But SABR doesn’t control any of the awards, and the BBWAA has not been looking to cede any control over its awards (disclosure: the author is a member of both organizations). So this isn’t a knock on SABR, which is doing what it can to advance the discussion, just an unfortunate case of who came calling and had some ground to make a deal.

We hate the process of most awards, yet we haven’t come up with a much better one either here or in the case of the BBWAA awards. If coaches have proven to be the worst voters of any electorate—and it’s really neck-and-neck between them and fans—then change the electorate. Have the people in front offices paid to assess value hand out awards for defensive value.

Perfecting the Gold Glove and other awards is a noble pursuit. This is a small step toward that goal that might be missed in the very predictable reactions to every part of the process.

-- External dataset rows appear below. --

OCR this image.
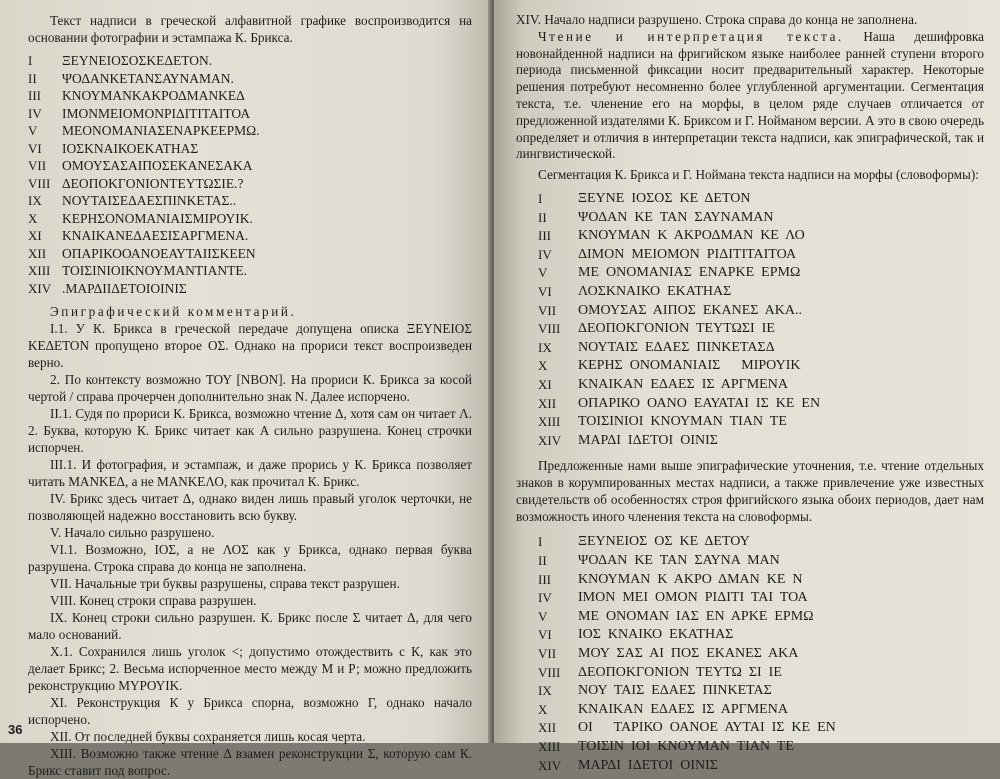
Текст надписи в греческой алфавитной графике воспроизводится на основании фотографии и эстампажа К. Брикса.

I	ΞΕΥΝΕΙΟΣΟΣΚΕΔΕΤΟΝ.
II	ΨΟΔΑΝΚΕΤΑΝΣΑΥΝΑΜΑΝ.
III	ΚΝΟΥΜΑΝΚΑΚΡΟΔΜΑΝΚΕΔ
IV	ΙΜΟΝΜΕΙΟΜΟΝΡΙΔΙΤΙΤΑΙΤΟΑ
V	ΜΕΟΝΟΜΑΝΙΑΣΕΝΑΡΚΕΕΡΜΩ.
VI	ΙΟΣΚΝΑΙΚΟΕΚΑΤΗΑΣ
VII	ΟΜΟΥΣΑΣΑΙΠΟΣΕΚΑΝΕΣΑΚΑ
VIII ΔΕΟΠΟΚΓΟΝΙΟΝΤΕΥΤΩΣΙΕ.?
IX	ΝΟΥΤΑΙΣΕΔΑΕΣΠΙΝΚΕΤΑΣ..
X	ΚΕΡΗΣΟΝΟΜΑΝΙΑΙΣΜΙΡΟΥΙΚ.
XI	ΚΝΑΙΚΑΝΕΔΑΕΣΙΣΑΡΓΜΕΝΑ.
XII	ΟΠΑΡΙΚΟΟΑΝΟΕΑΥΤΑΙΙΣΚΕΕΝ
XIII ΤΟΙΣΙΝΙΟΙΚΝΟΥΜΑΝΤΙΑΝΤΕ.
XIV .ΜΑΡΔΙΙΔΕΤΟΙΟΙΝΙΣ

Эпиграфический комментарий.

I.1. У К. Брикса в греческой передаче допущена описка ΞΕΥΝΕΙΟΣ ΚΕΔΕΤΟΝ пропущено второе ΟΣ. Однако на прориси текст воспроизведен верно.

2. По контексту возможно ΤΟΥ [ΝΒΟΝ]. На прориси К. Брикса за косой чертой / справа прочерчен дополнительно знак Ν. Далее испорчено.

II.1. Судя по прориси К. Брикса, возможно чтение Δ, хотя сам он читает Λ. 2. Буква, которую К. Брикс читает как Α сильно разрушена. Конец строчки испорчен.

III.1. И фотография, и эстампаж, и даже прорись у К. Брикса позволяет читать ΜΑΝΚΕΔ, а не ΜΑΝΚΕΛΟ, как прочитал К. Брикс.

IV. Брикс здесь читает Δ, однако виден лишь правый уголок черточки, не позволяющей надежно восстановить всю букву.

V. Начало сильно разрушено.

VI.1. Возможно, ΙΟΣ, а не ΛΟΣ как у Брикса, однако первая буква разрушена. Строка справа до конца не заполнена.

VII. Начальные три буквы разрушены, справа текст разрушен.

VIII. Конец строки справа разрушен.

IX. Конец строки сильно разрушен. К. Брикс после Σ читает Δ, для чего мало оснований.

X.1. Сохранился лишь уголок <; допустимо отождествить с К, как это делает Брикс; 2. Весьма испорченное место между М и Р; можно предложить реконструкцию ΜΥΡΟΥΙΚ.

XI. Реконструкция К у Брикса спорна, возможно Г, однако начало испорчено.

XII. От последней буквы сохраняется лишь косая черта.

XIII. Возможно также чтение Δ взамен реконструкции Σ, которую сам К. Брикс ставит под вопрос.

36

XIV. Начало надписи разрушено. Строка справа до конца не заполнена.

Чтение и интерпретация текста. Наша дешифровка новонайденной надписи на фригийском языке наиболее ранней ступени второго периода письменной фиксации носит предварительный характер. Некоторые решения потребуют несомненно более углубленной аргументации. Сегментация текста, т.е. членение его на морфы, в целом ряде случаев отличается от предложенной издателями К. Бриксом и Г. Нойманом версии. А это в свою очередь определяет и отличия в интерпретации текста надписи, как эпиграфической, так и лингвистической.

Сегментация К. Брикса и Г. Ноймана текста надписи на морфы (словоформы):

I	ΞΕΥΝΕ  ΙΟΣΟΣ  ΚΕ  ΔΕΤΟΝ
II	ΨΟΔΑΝ  ΚΕ  ΤΑΝ  ΣΑΥΝΑΜΑΝ
III	ΚΝΟΥΜΑΝ  Κ  ΑΚΡΟΔΜΑΝ  ΚΕ  ΛΟ
IV	ΔΙΜΟΝ  ΜΕΙΟΜΟΝ  ΡΙΔΙΤΙΤΑΙΤΟΑ
V	ΜΕ  ΟΝΟΜΑΝΙΑΣ  ΕΝΑΡΚΕ  ΕΡΜΩ
VI	ΛΟΣΚΝΑΙΚΟ  ΕΚΑΤΗΑΣ
VII	ΟΜΟΥΣΑΣ  ΑΙΠΟΣ  ΕΚΑΝΕΣ  ΑΚΑ..
VIII	ΔΕΟΠΟΚΓΟΝΙΟΝ  ΤΕΥΤΩΣΙ  ΙΕ
IX	ΝΟΥΤΑΙΣ  ΕΔΑΕΣ  ΠΙΝΚΕΤΑΣΔ
X	ΚΕΡΗΣ  ΟΝΟΜΑΝΙΑΙΣ      ΜΙΡΟΥΙΚ
XI	ΚΝΑΙΚΑΝ  ΕΔΑΕΣ  ΙΣ  ΑΡΓΜΕΝΑ
XII	ΟΠΑΡΙΚΟ  ΟΑΝΟ  ΕΑΥΑΤΑΙ  ΙΣ  ΚΕ  ΕΝ
XIII	ΤΟΙΣΙΝΙΟΙ  ΚΝΟΥΜΑΝ  ΤΙΑΝ  ΤΕ
XIV	ΜΑΡΔΙ  ΙΔΕΤΟΙ  ΟΙΝΙΣ

Предложенные нами выше эпиграфические уточнения, т.е. чтение отдельных знаков в корумпированных местах надписи, а также привлечение уже известных свидетельств об особенностях строя фригийского языка обоих периодов, дает нам возможность иного членения текста на словоформы.

I	ΞΕΥΝΕΙΟΣ  ΟΣ  ΚΕ  ΔΕΤΟΥ
II	ΨΟΔΑΝ  ΚΕ  ΤΑΝ  ΣΑΥΝΑ  ΜΑΝ
III	ΚΝΟΥΜΑΝ  Κ  ΑΚΡΟ  ΔΜΑΝ  ΚΕ  Ν
IV	ΙΜΟΝ  ΜΕΙ  ΟΜΟΝ  ΡΙΔΙΤΙ  ΤΑΙ  ΤΟΑ
V	ΜΕ  ΟΝΟΜΑΝ  ΙΑΣ  ΕΝ  ΑΡΚΕ  ΕΡΜΩ
VI	ΙΟΣ  ΚΝΑΙΚΟ  ΕΚΑΤΗΑΣ
VII	ΜΟΥ  ΣΑΣ  ΑΙ  ΠΟΣ  ΕΚΑΝΕΣ  ΑΚΑ
VIII	ΔΕΟΠΟΚΓΟΝΙΟΝ  ΤΕΥΤΩ  ΣΙ  ΙΕ
IX	ΝΟΥ  ΤΑΙΣ  ΕΔΑΕΣ  ΠΙΝΚΕΤΑΣ
X	ΚΝΑΙΚΑΝ  ΕΔΑΕΣ  ΙΣ  ΑΡΓΜΕΝΑ
XII	ΟΙ      ΤΑΡΙΚΟ  ΟΑΝΟΕ  ΑΥΤΑΙ  ΙΣ  ΚΕ  ΕΝ
XIII	ΤΟΙΣΙΝ  ΙΟΙ  ΚΝΟΥΜΑΝ  ΤΙΑΝ  ΤΕ
XIV	ΜΑΡΔΙ  ΙΔΕΤΟΙ  ΟΙΝΙΣ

Zachary Levine is an author of Baseball Prospectus. 
Click here to see Zachary's other articles. You can contact Zachary by clicking here

Related Content:  Sabermetrics,  Sabr,  Gold Gloves,  SDI

21 comments have been left for this article. (Click to hide comments)

BP Comment Quick Links

bluesman98

So from the defensive metric numbers from last year we are to conclude that Alfonso Soriano is a better defensive player than Carlos Gonzalez. And not just a little better--a whole lot better.
What a complete joke.
While there is some merit to what you all do with the defensive metrics. When a result like the above comes out--you need to take a serious look at what you are doing.

Mar 13, 2013 06:24 AM
rating: -3
 
Behemoth

Or possibly you need to re-examine your own prejudices as well? It's always possible your eye is not the ultimate best way of determining defensive competence.

Mar 13, 2013 06:43 AM
rating: 6
 
Drungo

So what would you do when the metrics don't agree with your subjective observations? Veto the numbers? Have a subjective fudge factor? Invalidate all metrics that have outliers and idiosyncracies?

Nobody believes Darin Erstad was a .355 hitter, so while there's some merit in what people are trying to do with offensive metrics, when a result like that comes out someone needs to take a serious look at what they're doing.

Mar 13, 2013 06:53 AM
rating: 3
 
whichthat

The Erstad example illustrates the problem here.

Batting average is a very simple stat that measures exactly one thing. What it says about Erstad's merits as a player is up for debate, but it is a factual statement that for one season, 240 of his 676 of his at-bats ended with a hit.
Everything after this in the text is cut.